Mais lesdits sites sont encore menacés, en raison des conflits et des trafics en tous genres qui minent la région. La pauvreté dont souffrent les communautés ne fait qu’aggraver la situation.

En Afrique, il y a aujourd'hui plus de 7000 aires protégées par l’Union Internationale pour la Conservation de la Nature (UICN-Papaco), qui représentent une superficie égale à environ 14 % des terres du continent, selon la base mondiale de données sur les aires protégées, la World Database.

Une aire protégée est un espace géographique clairement défini, consacré, reconnu et géré, par tout moyen efficace, qu'il soit juridique ou autre, afin d'assurer à long terme la conservation de la nature, des services écosystémiques mais également des valeurs culturelles associées.

Les principaux sites naturels et culturels inscrits sur la liste du patrimoine mondial en péril dans le continent noir se trouvent dans 13 pays : 5 sites en RDC, 5 en Libye, 3 au Mali, 2 en Côte d’Ivoire et 1 site pour chacun des pays suivants: Egypte, Ethiopie, Guinée, Madagascar, Niger, Ouganda, RCA, Tanzanie et Sénégal.

La réalité est sans doute plus alarmante «Certains territoires ont été délaissés, comme les déserts ou encore des zones côtières lesquelles, bien qu'importantes pour la biodiversité, sont assez peu protégées tout simplement parce qu'elles sont surpeuplées et qu’il est difficile d’y travailler», fait remarquer Geoffroy Mauvais, coordonnateur du Programme Aires Protégées d’Afrique et Conservation de l’Union Internationale pour la Conservation de la Nature (UICN-Papaco), dans un rapport édité par la l'UICN, sous l'intitulé "Nouvelles des aires protégées en Afrique".

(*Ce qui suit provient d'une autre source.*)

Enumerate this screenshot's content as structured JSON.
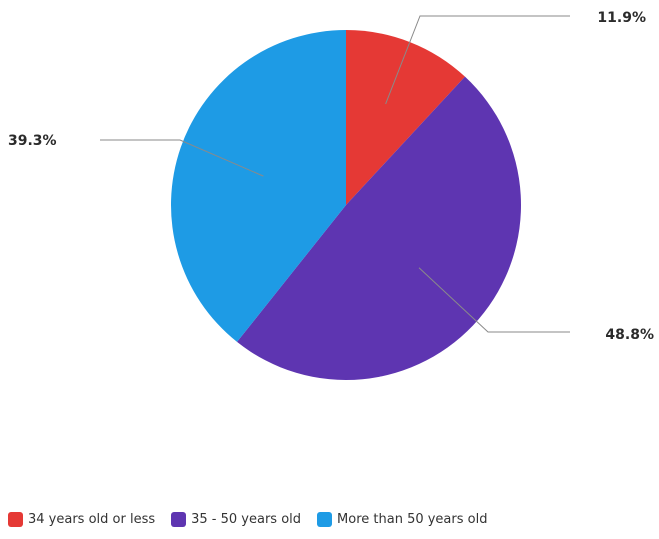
{
  "chart_data": {
    "type": "pie",
    "title": "",
    "slices": [
      {
        "label": "34 years old or less",
        "value": 11.9,
        "display": "11.9%",
        "color": "#e53935"
      },
      {
        "label": "35 - 50 years old",
        "value": 48.8,
        "display": "48.8%",
        "color": "#5e35b1"
      },
      {
        "label": "More than 50 years old",
        "value": 39.3,
        "display": "39.3%",
        "color": "#1e9be5"
      }
    ],
    "start_angle_deg": 0,
    "direction": "clockwise",
    "legend_position": "bottom"
  }
}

Outre les conflits et la pauvreté des populations qui les contraint à s'adonner à des activités illicites tels que le braconnage et la coupe de bois, il y a d’autres défis qui compliquent davantage la gestion des aires protégées en Afrique. La corruption figure parmi ces trafics, d’après certains observateurs. Luc Mathot, un expert de Eagle, structure regroupant des éco-activistes pour la gouvernance et l'application des lois, parle de la corruption comme d’un phénomène "ravageur". Il affirme, dans un article publié par le site InfoCongo sur le braconnage, que "dans ces aires protégées sévit un degré élevé de corruption". L’expert basé à Libreville rattache ce phénomène aux "salaires [des écogardes] qui ne sont pas très élevés alors que la tentation exercée par les forces négatives, elle, est bien présente". D'où la persistance de plusieurs niveaux de corruption et de complicité, au profit de braconniers ou de groupes armés.

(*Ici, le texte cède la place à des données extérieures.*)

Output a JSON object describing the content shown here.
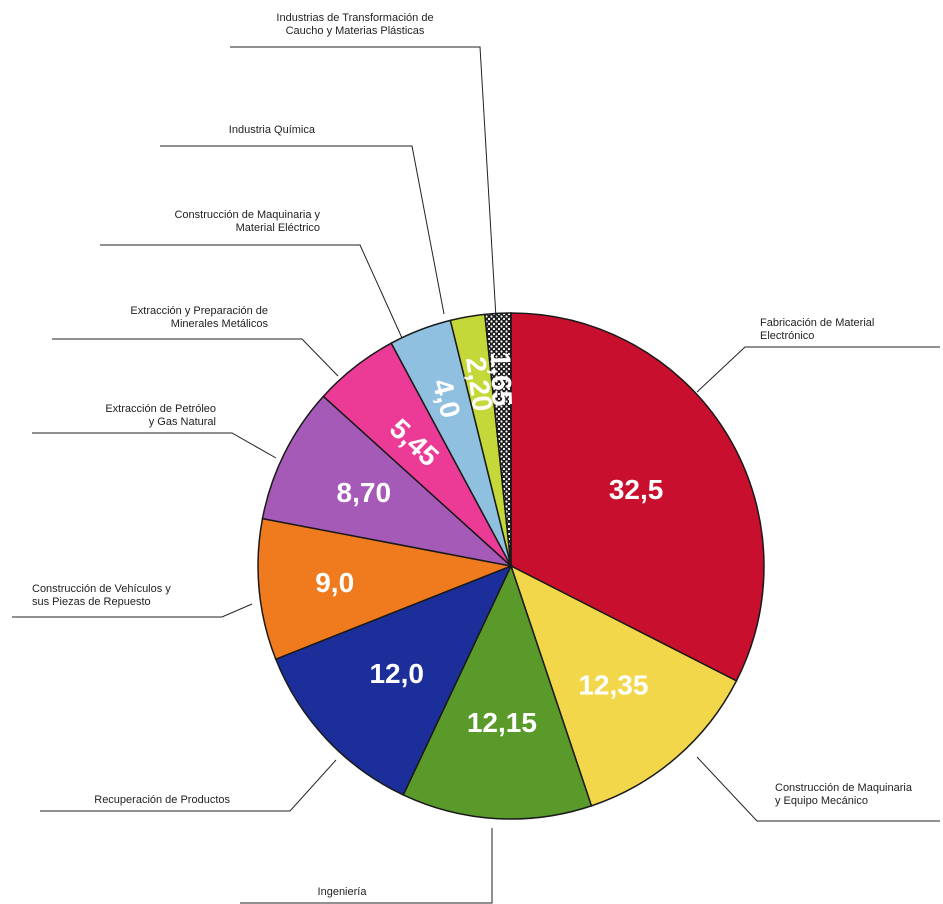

Une gestion efficace des aires protégées en Afrique n'est, toutefois, pas une mission irréalisable. Paul Estève, chargé de mission du Programme des petites initiatives du Fonds français pour l'environnement mondial (FFEM) contacté par Anadolu en convient:" Il faut mieux associer les populations locales dans la gestion et la protection des sites protégés. ces populations ont été longtemps exclues de ce processus, or leur apport est très important".

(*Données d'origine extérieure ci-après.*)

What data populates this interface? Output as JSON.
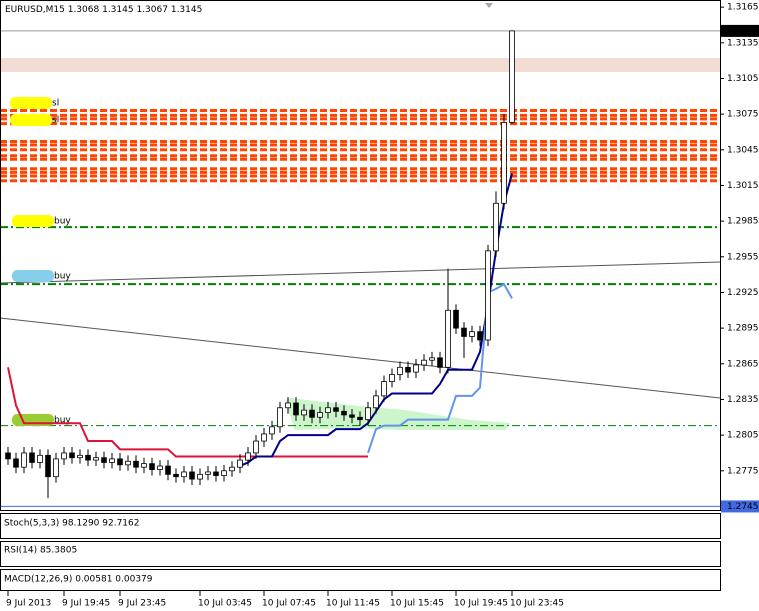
{
  "chart_data": {
    "type": "candlestick",
    "title": "EURUSD,M15",
    "open": [
      1.279,
      1.2785,
      1.2778,
      1.279,
      1.2782,
      1.2788,
      1.277,
      1.2785,
      1.279,
      1.2786,
      1.2788,
      1.2784,
      1.2786,
      1.2782,
      1.2785,
      1.278,
      1.2783,
      1.2778,
      1.2781,
      1.2776,
      1.2779,
      1.2772,
      1.277,
      1.2774,
      1.2768,
      1.2772,
      1.2774,
      1.2771,
      1.2775,
      1.2778,
      1.2784,
      1.279,
      1.28,
      1.2806,
      1.2812,
      1.2828,
      1.2832,
      1.2822,
      1.2826,
      1.282,
      1.2824,
      1.2828,
      1.2825,
      1.2822,
      1.282,
      1.2818,
      1.2828,
      1.2838,
      1.285,
      1.2856,
      1.2862,
      1.2858,
      1.2864,
      1.2868,
      1.287,
      1.2862,
      1.291,
      1.2895,
      1.2888,
      1.2892,
      1.2885,
      1.296,
      1.3,
      1.3068
    ],
    "high": [
      1.2795,
      1.279,
      1.2795,
      1.2795,
      1.2793,
      1.2793,
      1.279,
      1.2795,
      1.2795,
      1.2793,
      1.2793,
      1.2791,
      1.2791,
      1.279,
      1.279,
      1.2788,
      1.2788,
      1.2786,
      1.2786,
      1.2784,
      1.2784,
      1.2777,
      1.2779,
      1.2779,
      1.2777,
      1.2779,
      1.2779,
      1.278,
      1.2783,
      1.2789,
      1.2795,
      1.2805,
      1.2811,
      1.2817,
      1.2833,
      1.2837,
      1.2837,
      1.2831,
      1.2831,
      1.2829,
      1.2833,
      1.2833,
      1.283,
      1.2827,
      1.2825,
      1.2833,
      1.2843,
      1.2855,
      1.2861,
      1.2867,
      1.2867,
      1.2869,
      1.2873,
      1.2875,
      1.2875,
      1.2945,
      1.2915,
      1.29,
      1.2897,
      1.2897,
      1.2965,
      1.301,
      1.3075,
      1.3145
    ],
    "low": [
      1.278,
      1.2773,
      1.2773,
      1.2777,
      1.2777,
      1.2752,
      1.2765,
      1.278,
      1.2781,
      1.2781,
      1.2779,
      1.2779,
      1.2777,
      1.2777,
      1.2775,
      1.2775,
      1.2773,
      1.2773,
      1.2771,
      1.2771,
      1.2767,
      1.2765,
      1.2765,
      1.2763,
      1.2763,
      1.2767,
      1.2766,
      1.2766,
      1.277,
      1.2773,
      1.2779,
      1.2785,
      1.2795,
      1.2801,
      1.2807,
      1.2823,
      1.2817,
      1.2817,
      1.2815,
      1.2815,
      1.2819,
      1.282,
      1.2817,
      1.2815,
      1.2813,
      1.2813,
      1.2823,
      1.2833,
      1.2845,
      1.2851,
      1.2853,
      1.2853,
      1.2859,
      1.2863,
      1.2857,
      1.2857,
      1.289,
      1.287,
      1.2883,
      1.288,
      1.288,
      1.2955,
      1.2995,
      1.3067
    ],
    "close": [
      1.2785,
      1.2778,
      1.279,
      1.2782,
      1.2788,
      1.277,
      1.2785,
      1.279,
      1.2786,
      1.2788,
      1.2784,
      1.2786,
      1.2782,
      1.2785,
      1.278,
      1.2783,
      1.2778,
      1.2781,
      1.2776,
      1.2779,
      1.2772,
      1.277,
      1.2774,
      1.2768,
      1.2772,
      1.2774,
      1.2771,
      1.2775,
      1.2778,
      1.2784,
      1.279,
      1.28,
      1.2806,
      1.2812,
      1.2828,
      1.2832,
      1.2822,
      1.2826,
      1.282,
      1.2824,
      1.2828,
      1.2825,
      1.2822,
      1.282,
      1.2818,
      1.2828,
      1.2838,
      1.285,
      1.2856,
      1.2862,
      1.2858,
      1.2864,
      1.2868,
      1.287,
      1.2862,
      1.291,
      1.2895,
      1.2888,
      1.2892,
      1.2885,
      1.296,
      1.3,
      1.3068,
      1.3145
    ],
    "xlim": [
      0,
      64
    ],
    "xticks": [
      {
        "value": 0,
        "label": "9 Jul 2013"
      },
      {
        "value": 7,
        "label": "9 Jul 19:45"
      },
      {
        "value": 14,
        "label": "9 Jul 23:45"
      },
      {
        "value": 24,
        "label": "10 Jul 03:45"
      },
      {
        "value": 32,
        "label": "10 Jul 07:45"
      },
      {
        "value": 40,
        "label": "10 Jul 11:45"
      },
      {
        "value": 48,
        "label": "10 Jul 15:45"
      },
      {
        "value": 56,
        "label": "10 Jul 19:45"
      },
      {
        "value": 63,
        "label": "10 Jul 23:45"
      }
    ],
    "ylim": [
      1.2742,
      1.3171
    ],
    "yticks": [
      1.3165,
      1.3135,
      1.3105,
      1.3075,
      1.3045,
      1.3015,
      1.2985,
      1.2955,
      1.2925,
      1.2895,
      1.2865,
      1.2835,
      1.2805,
      1.2775
    ],
    "price_line": 1.3145,
    "grid": false,
    "bull_color": "#ffffff",
    "bear_color": "#000000",
    "overlays": [
      {
        "color": "#dc143c",
        "values": [
          1.2862,
          1.283,
          1.2815,
          1.2815,
          1.2815,
          1.2815,
          1.2815,
          1.2815,
          1.2815,
          1.2815,
          1.28,
          1.28,
          1.28,
          1.28,
          1.2793,
          1.2793,
          1.2793,
          1.2793,
          1.2793,
          1.2793,
          1.2793,
          1.2787,
          1.2787,
          1.2787,
          1.2787,
          1.2787,
          1.2787,
          1.2787,
          1.2787,
          1.2787,
          1.2787,
          1.2787,
          1.2787,
          1.2787,
          1.2787,
          1.2787,
          1.2787,
          1.2787,
          1.2787,
          1.2787,
          1.2787,
          1.2787,
          1.2787,
          1.2787,
          1.2787,
          1.2787,
          null,
          null,
          null,
          null,
          null,
          null,
          null,
          null,
          null,
          null,
          null,
          null,
          null,
          null,
          null,
          null,
          null,
          null
        ]
      },
      {
        "color": "#00008b",
        "values": [
          null,
          null,
          null,
          null,
          null,
          null,
          null,
          null,
          null,
          null,
          null,
          null,
          null,
          null,
          null,
          null,
          null,
          null,
          null,
          null,
          null,
          null,
          null,
          null,
          null,
          null,
          null,
          null,
          null,
          1.2779,
          1.2782,
          1.2787,
          1.2787,
          1.2787,
          1.28,
          1.2805,
          1.2805,
          1.2805,
          1.2805,
          1.2805,
          1.2805,
          1.281,
          1.281,
          1.281,
          1.281,
          1.2815,
          1.2825,
          1.2835,
          1.284,
          1.284,
          1.284,
          1.284,
          1.284,
          1.284,
          1.2848,
          1.286,
          1.286,
          1.286,
          1.286,
          1.2875,
          1.2915,
          1.296,
          1.3,
          1.3025
        ]
      },
      {
        "color": "#6495ed",
        "values": [
          null,
          null,
          null,
          null,
          null,
          null,
          null,
          null,
          null,
          null,
          null,
          null,
          null,
          null,
          null,
          null,
          null,
          null,
          null,
          null,
          null,
          null,
          null,
          null,
          null,
          null,
          null,
          null,
          null,
          null,
          null,
          null,
          null,
          null,
          null,
          null,
          null,
          null,
          null,
          null,
          null,
          null,
          null,
          null,
          null,
          1.279,
          1.281,
          1.2813,
          1.2813,
          1.2813,
          1.2818,
          1.2818,
          1.2818,
          1.2818,
          1.2818,
          1.2818,
          1.2838,
          1.2838,
          1.2838,
          1.2845,
          1.2925,
          1.2928,
          1.2932,
          1.292
        ]
      }
    ],
    "levels": {
      "orange": [
        1.3078,
        1.3074,
        1.3071,
        1.3067,
        1.3052,
        1.3049,
        1.3045,
        1.304,
        1.3037,
        1.3029,
        1.3026,
        1.3023,
        1.3019
      ],
      "green": [
        1.298,
        1.2932,
        1.2813
      ],
      "blue": [
        1.2745
      ],
      "orange_color": "#ff4500",
      "green_color": "#008000",
      "blue_color": "#4169e1"
    },
    "annotations": [
      {
        "text": "sl",
        "highlight": "#ffff00"
      },
      {
        "text": "sl",
        "highlight": "#ffff00"
      },
      {
        "text": "buy",
        "highlight": "#ffff00"
      },
      {
        "text": "buy",
        "highlight": "#87ceeb"
      },
      {
        "text": "buy",
        "highlight": "#9acd32"
      }
    ],
    "panes": [
      {
        "label": "Stoch(5,3,3) 98.1290 92.7162"
      },
      {
        "label": "RSI(14) 85.3805"
      },
      {
        "label": "MACD(12,26,9) 0.00581 0.00379"
      }
    ]
  }
}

A la question de savoir si les Etats africains concernés seraient capables de préserver ces sites contre toute sorte de pression anthropique (conflits, trafics, corruption, etc), l'expert du FFEM répond qu'il serait profitable à tous de miser sur l'éducation environnementale, pour soutenir les efforts des Etats. De ce point de vue, il fait observer que des pièces de théâtre portant sur la conservation de la nature sont régulièrement programmées par le FMM, l'Uicn-Papaco et restent un moyen pédagogique de sensibilisation, dans les régions et les zones reculées d'Afrique. L'objectif étant d'inculquer aux jeunes générations l'importance des aires protégées dans la préservation de l'écosystème et les économies nationales.